Télo, un percheron rouan à la crinière noire, se laissait fouetter et soufflait en rythme une vapeur blanche… Sur le quai, devant le train, à chaque départ, dans la foule hébétée par l’angoisse, le père serrait fort son fils. Si fort, qu’ils manquaient, chaque fois, de tomber tous les deux.

Il fallait s’arracher. Et après, Émile guidait le cheval dans un chemin creux et l’immobilisait. Là, il prenait une cuite et tandis qu’il buvait, les oreilles de l’animal s’agitaient de cet affolement qui court parfois entre les êtres. Revenu à la ferme, Émile se sentait comme un sac de douleur, à peine capable, même mécaniquement, de se comporter en chef de famille. Il fallait s’occuper de sa femme et de sa belle-fille. Celle-ci, Odette, depuis qu’elle était enceinte, venait après chaque départ de Louis à la rencontre de la carriole et avec entêtement parlait de la guerre qui s’arrêterait, de son Louis qui reviendrait et de leur bébé qui naîtrait avant l’automne.

L’enfant naquit au terme d’une seule nuit de douleur. C’était une petite fille toute rose, couverte d’un duvet blond que le soleil changeait en paillettes d’or. Sa mère lui donna le nom de Victoire et prit l’habitude de ne vivre que pour elle. Cet amour contenait tout un monde où Louis, son homme, régnait en majesté. Les parents de Louis aussi vivaient d’espoir: le facteur s’appelait Julien. La guerre en avait fait l’être le plus important de la contrée. Comme c’était doux de lui dire merci pour les lettres d’un père, d’un frère, d’un fils, d’un mari, qu’on relisait nuit et jour.

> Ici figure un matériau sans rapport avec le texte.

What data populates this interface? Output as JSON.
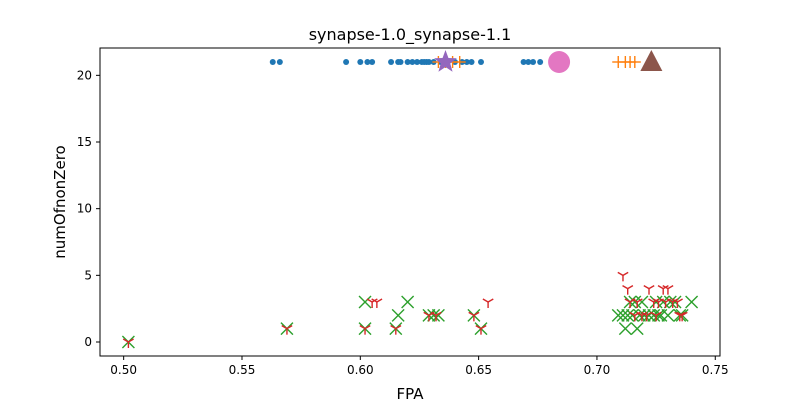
{
  "chart_data": {
    "type": "scatter",
    "title": "synapse-1.0_synapse-1.1",
    "xlabel": "FPA",
    "ylabel": "numOfnonZero",
    "xlim": [
      0.49,
      0.752
    ],
    "ylim": [
      -1.05,
      22.05
    ],
    "grid": false,
    "legend": "none",
    "xticks": [
      0.5,
      0.55,
      0.6,
      0.65,
      0.7,
      0.75
    ],
    "xtick_labels": [
      "0.50",
      "0.55",
      "0.60",
      "0.65",
      "0.70",
      "0.75"
    ],
    "yticks": [
      0,
      5,
      10,
      15,
      20
    ],
    "ytick_labels": [
      "0",
      "5",
      "10",
      "15",
      "20"
    ],
    "series": [
      {
        "marker": "circle-small",
        "color": "#1f77b4",
        "points": [
          [
            0.563,
            21
          ],
          [
            0.566,
            21
          ],
          [
            0.594,
            21
          ],
          [
            0.6,
            21
          ],
          [
            0.603,
            21
          ],
          [
            0.605,
            21
          ],
          [
            0.613,
            21
          ],
          [
            0.616,
            21
          ],
          [
            0.617,
            21
          ],
          [
            0.62,
            21
          ],
          [
            0.622,
            21
          ],
          [
            0.624,
            21
          ],
          [
            0.626,
            21
          ],
          [
            0.627,
            21
          ],
          [
            0.628,
            21
          ],
          [
            0.629,
            21
          ],
          [
            0.631,
            21
          ],
          [
            0.634,
            21
          ],
          [
            0.636,
            21
          ],
          [
            0.64,
            21
          ],
          [
            0.643,
            21
          ],
          [
            0.645,
            21
          ],
          [
            0.647,
            21
          ],
          [
            0.651,
            21
          ],
          [
            0.669,
            21
          ],
          [
            0.671,
            21
          ],
          [
            0.673,
            21
          ],
          [
            0.676,
            21
          ],
          [
            0.681,
            21
          ]
        ]
      },
      {
        "marker": "plus",
        "color": "#ff7f0e",
        "points": [
          [
            0.633,
            21
          ],
          [
            0.636,
            21
          ],
          [
            0.639,
            21
          ],
          [
            0.642,
            21
          ],
          [
            0.709,
            21
          ],
          [
            0.712,
            21
          ],
          [
            0.714,
            21
          ],
          [
            0.716,
            21
          ]
        ]
      },
      {
        "marker": "x",
        "color": "#2ca02c",
        "points": [
          [
            0.502,
            0
          ],
          [
            0.569,
            1
          ],
          [
            0.602,
            1
          ],
          [
            0.602,
            3
          ],
          [
            0.615,
            1
          ],
          [
            0.616,
            2
          ],
          [
            0.62,
            3
          ],
          [
            0.629,
            2
          ],
          [
            0.631,
            2
          ],
          [
            0.633,
            2
          ],
          [
            0.648,
            2
          ],
          [
            0.651,
            1
          ],
          [
            0.709,
            2
          ],
          [
            0.711,
            2
          ],
          [
            0.712,
            1
          ],
          [
            0.713,
            2
          ],
          [
            0.714,
            3
          ],
          [
            0.715,
            2
          ],
          [
            0.716,
            3
          ],
          [
            0.717,
            1
          ],
          [
            0.718,
            2
          ],
          [
            0.719,
            3
          ],
          [
            0.72,
            2
          ],
          [
            0.722,
            2
          ],
          [
            0.724,
            2
          ],
          [
            0.725,
            3
          ],
          [
            0.726,
            2
          ],
          [
            0.727,
            2
          ],
          [
            0.728,
            3
          ],
          [
            0.73,
            2
          ],
          [
            0.731,
            3
          ],
          [
            0.733,
            3
          ],
          [
            0.735,
            2
          ],
          [
            0.736,
            2
          ],
          [
            0.74,
            3
          ]
        ]
      },
      {
        "marker": "tri-down",
        "color": "#d62728",
        "points": [
          [
            0.502,
            0
          ],
          [
            0.569,
            1
          ],
          [
            0.602,
            1
          ],
          [
            0.605,
            3
          ],
          [
            0.607,
            3
          ],
          [
            0.615,
            1
          ],
          [
            0.629,
            2
          ],
          [
            0.632,
            2
          ],
          [
            0.648,
            2
          ],
          [
            0.651,
            1
          ],
          [
            0.654,
            3
          ],
          [
            0.711,
            5
          ],
          [
            0.713,
            4
          ],
          [
            0.714,
            3
          ],
          [
            0.716,
            2
          ],
          [
            0.717,
            3
          ],
          [
            0.719,
            2
          ],
          [
            0.721,
            2
          ],
          [
            0.722,
            4
          ],
          [
            0.724,
            3
          ],
          [
            0.725,
            2
          ],
          [
            0.726,
            3
          ],
          [
            0.728,
            4
          ],
          [
            0.729,
            3
          ],
          [
            0.73,
            4
          ],
          [
            0.732,
            3
          ],
          [
            0.734,
            3
          ],
          [
            0.735,
            2
          ],
          [
            0.736,
            2
          ]
        ]
      },
      {
        "marker": "star",
        "color": "#9467bd",
        "points": [
          [
            0.636,
            21
          ]
        ]
      },
      {
        "marker": "circle-large",
        "color": "#e377c2",
        "points": [
          [
            0.684,
            21
          ]
        ]
      },
      {
        "marker": "triangle-up",
        "color": "#8c564b",
        "points": [
          [
            0.723,
            21
          ]
        ]
      }
    ]
  }
}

Ce que beaucoup ignoraient, c’est que Julien, qui était un vieux costaud ayant dépassé la cinquantaine, ne s’y habituait pas. Chaque jour, il lui arrivait de pleurer jusqu’au désastre. Comme l’alcool ne lui était d’aucuns secours, il en était arrivé au besoin de se coucher dans les fossés sans quoi, il n’avait pas la force de poursuivre sa tournée. Il posait alors délicatement sa sacoche, se libérait de tous ses sanglots puis, se fixait sur des perceptions infimes jusqu’à devenir ce qu’il voyait : une fourmi courageuse qui venait seule à bout du convoyage d’une brindille… Un papillon confiant qui se positionnait méticuleusement pour trouver la meilleure inclinaison afin d’étendre ses ailes poudreuses de craie. Après quoi seulement, Julien pouvait se relever et porter ses nouvelles. Chaque tournée s’associait à ces moments de fusion avec le vent, le ciel, les plantes, les animaux. Ce n’était pas un réconfort. C’était aussi indispensable qu’un squelette pour tenir debout. Bien sûr, il gardait ces perceptions pour lui. Pourtant, avec la mère de Louis, Thérèse, sans le rechercher, quelque chose de ces moments se partageait. Ellemême, pour supporter la guerre, ne parlait plus que de son jardin, de tous ces légumes, de tous ces fruits qui seraient dans le menu de la fête donnée pour le retour! À ce refrain, elle ajoutait toujours un couplet sur les framboises qui poussaient, à l’état sauvage, dans des grandes haies. Enfant, Louis, en raffolait. Depuis le début de la guerre, sa mère retrouvait dans ce fouillis de ronces, quelque chose qui la rassurait.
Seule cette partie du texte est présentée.